My Raspberry Pi is connected to a wide screen, high resolution monitor, so I need programs that work at a high resolution. It is simple to substitute the default mode (e.g. MODE 1) in the examples to MODE MODE, forcing the program to operate at the screen resolution you are generally using. Similarly, adjusting the X and Y values found in the programs to those suitable for your preferred resolution, and editing the shape radius/diameter to cope with the extra pixels, you can ensure the graphics fill the entire screen. A well written program should cope with these changes.

Another aspect is the colour rendering – with high resolution monitors operating at sixteen million colours, more modern commands can be used:

  • Set text colour: COLOUR OF r,g,b
  • Set text background colour: COLOUR ON r,g,b
  • Set graphic colour: GCOL OF r,g,b
  • Set graphic background colour: GCOL ON r,g,b

Where in all of these, r,g,b represents the amount of red, green and blue respectively (with a maximum of 256 levels, from 0 to 255).

Program delays using the typical FOR and NEXT loop run so quickly on modern machines that it almost seems as though they are ignored.

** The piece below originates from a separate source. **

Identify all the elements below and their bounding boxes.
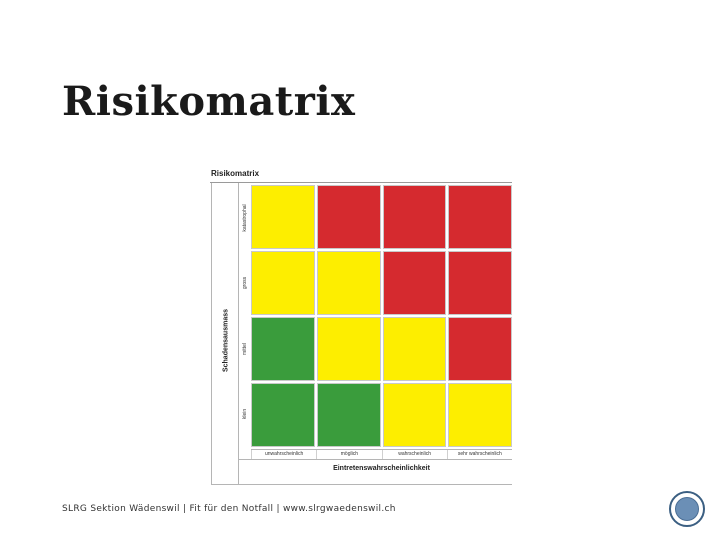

Remember, these programs were written for the Acorn BBC Micro which was incredibly slow compared with the modern ARM machines like the Raspberry Pi – so a good solution is to substitute such loops with something like:

Z = INKEY(100)

This would give a one second delay, and also provide the option of  moving on by tapping a key.


With the caveats mentioned above many programs can be made to run on Raspberry Pi computers, though I cannot recommend running the programs on ARMX6 platforms. Apparent delays before programs are run and after exiting them can be frustrating, and I believe are due to the way video is handled in hardware.

As a final comment this CD ROM release is definitely worth the £12.00, plus £1.00 postage and packing.